The fortifications towards the sea are of amasing strength, and with the additions made since Lord Exmouth's attack, may be considered as almost impregnable. They occupy the entire of a small island, which lies a short distance in front of the city, to which it is connected at one end by a magnificent mole of solid masonry, while the other which commands the entrance of the port, is crowned with a battery, bristling with cannon of immense calibre, which would instantly sink any vessel which should now attempt to occupy the station taken by the Queen Charlotte on that memorable occasion.

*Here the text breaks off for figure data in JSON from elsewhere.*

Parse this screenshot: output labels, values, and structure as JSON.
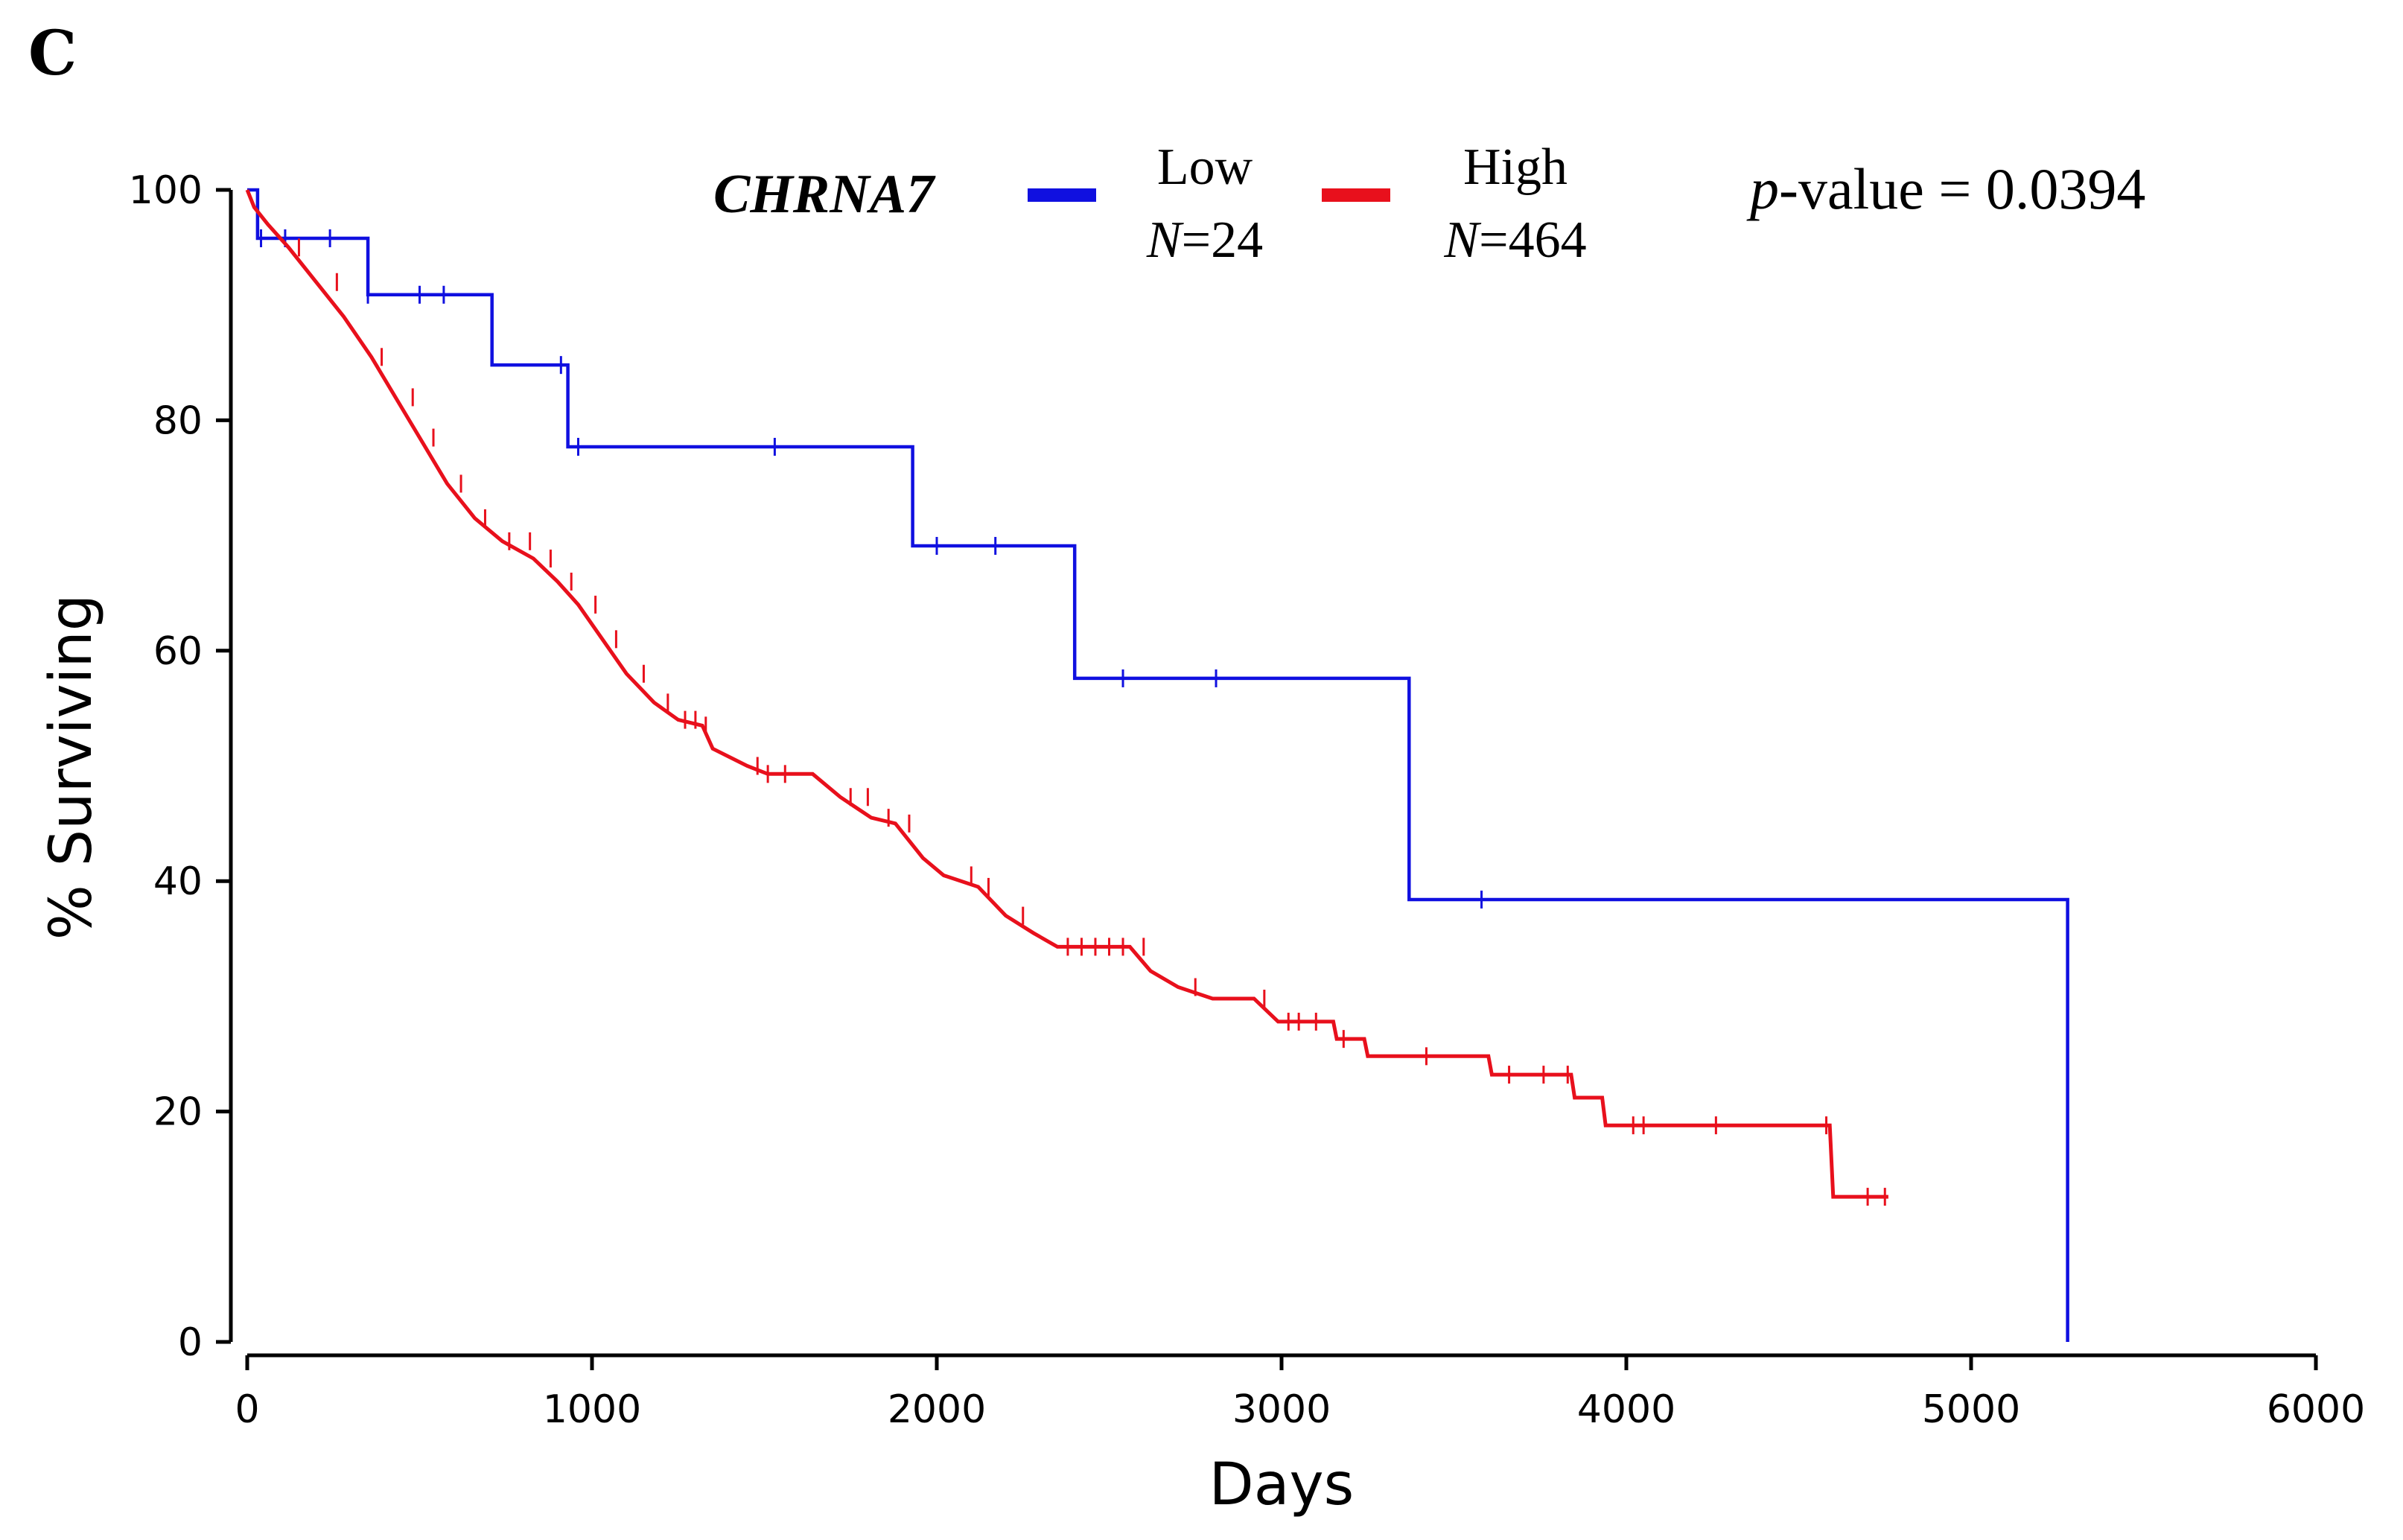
{
  "panel_label": "C",
  "legend": {
    "title": "CHRNA7",
    "entries": [
      {
        "label": "Low",
        "n_prefix": "N",
        "n_suffix": "=24",
        "color": "#1010e0"
      },
      {
        "label": "High",
        "n_prefix": "N",
        "n_suffix": "=464",
        "color": "#e8101c"
      }
    ]
  },
  "pvalue": {
    "italic_part": "p",
    "text": "-value = 0.0394"
  },
  "chart_data": {
    "type": "line",
    "xlabel": "Days",
    "ylabel": "% Surviving",
    "xlim": [
      0,
      6000
    ],
    "ylim": [
      0,
      100
    ],
    "x_ticks": [
      0,
      1000,
      2000,
      3000,
      4000,
      5000,
      6000
    ],
    "y_ticks": [
      0,
      20,
      40,
      60,
      80,
      100
    ],
    "step": true,
    "series": [
      {
        "name": "Low",
        "color": "#1010e0",
        "points": [
          [
            0,
            100
          ],
          [
            30,
            100
          ],
          [
            30,
            95.8
          ],
          [
            350,
            95.8
          ],
          [
            350,
            90.9
          ],
          [
            710,
            90.9
          ],
          [
            710,
            84.8
          ],
          [
            930,
            84.8
          ],
          [
            930,
            77.7
          ],
          [
            1930,
            77.7
          ],
          [
            1930,
            69.1
          ],
          [
            2400,
            69.1
          ],
          [
            2400,
            57.6
          ],
          [
            3370,
            57.6
          ],
          [
            3370,
            38.4
          ],
          [
            5280,
            38.4
          ],
          [
            5280,
            0
          ]
        ],
        "censor_x": [
          40,
          110,
          240,
          350,
          500,
          570,
          910,
          960,
          1530,
          2000,
          2170,
          2540,
          2810,
          3580
        ]
      },
      {
        "name": "High",
        "color": "#e8101c",
        "points": [
          [
            0,
            100
          ],
          [
            20,
            98.5
          ],
          [
            60,
            97
          ],
          [
            120,
            95
          ],
          [
            200,
            92
          ],
          [
            280,
            89
          ],
          [
            360,
            85.5
          ],
          [
            430,
            82
          ],
          [
            500,
            78.5
          ],
          [
            580,
            74.5
          ],
          [
            660,
            71.5
          ],
          [
            740,
            69.5
          ],
          [
            830,
            68
          ],
          [
            900,
            66
          ],
          [
            960,
            64
          ],
          [
            1030,
            61
          ],
          [
            1100,
            58
          ],
          [
            1180,
            55.5
          ],
          [
            1250,
            54
          ],
          [
            1320,
            53.5
          ],
          [
            1350,
            51.5
          ],
          [
            1450,
            50
          ],
          [
            1510,
            49.3
          ],
          [
            1640,
            49.3
          ],
          [
            1720,
            47.3
          ],
          [
            1810,
            45.5
          ],
          [
            1880,
            45
          ],
          [
            1960,
            42
          ],
          [
            2020,
            40.5
          ],
          [
            2120,
            39.5
          ],
          [
            2200,
            37
          ],
          [
            2280,
            35.5
          ],
          [
            2350,
            34.3
          ],
          [
            2560,
            34.3
          ],
          [
            2620,
            32.2
          ],
          [
            2700,
            30.8
          ],
          [
            2800,
            29.8
          ],
          [
            2920,
            29.8
          ],
          [
            2990,
            27.8
          ],
          [
            3150,
            27.8
          ],
          [
            3160,
            26.3
          ],
          [
            3240,
            26.3
          ],
          [
            3250,
            24.8
          ],
          [
            3600,
            24.8
          ],
          [
            3610,
            23.2
          ],
          [
            3840,
            23.2
          ],
          [
            3850,
            21.2
          ],
          [
            3930,
            21.2
          ],
          [
            3940,
            18.8
          ],
          [
            4590,
            18.8
          ],
          [
            4600,
            12.6
          ],
          [
            4760,
            12.6
          ]
        ],
        "censor_x": [
          150,
          260,
          390,
          480,
          540,
          620,
          690,
          760,
          820,
          880,
          940,
          1010,
          1070,
          1150,
          1220,
          1270,
          1300,
          1330,
          1480,
          1510,
          1560,
          1750,
          1800,
          1860,
          1920,
          2100,
          2150,
          2250,
          2380,
          2420,
          2460,
          2500,
          2540,
          2600,
          2750,
          2950,
          3020,
          3050,
          3100,
          3180,
          3420,
          3660,
          3760,
          3830,
          4020,
          4050,
          4260,
          4580,
          4700,
          4750
        ]
      }
    ]
  }
}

On the land side, the defences are by no means of equal strength, as they were always considered rather as a shelter against an insurrectionary movement of the natives, than as intended to repulse the regular attacks of a disciplined army. In fact defences on this side would be of little use as the city is completely commanded by different hills, particularly that on which the Emperor's fort is built, and was obliged instantly to capitulate, as soon as this latter had fallen into the hands of the French, in 1830.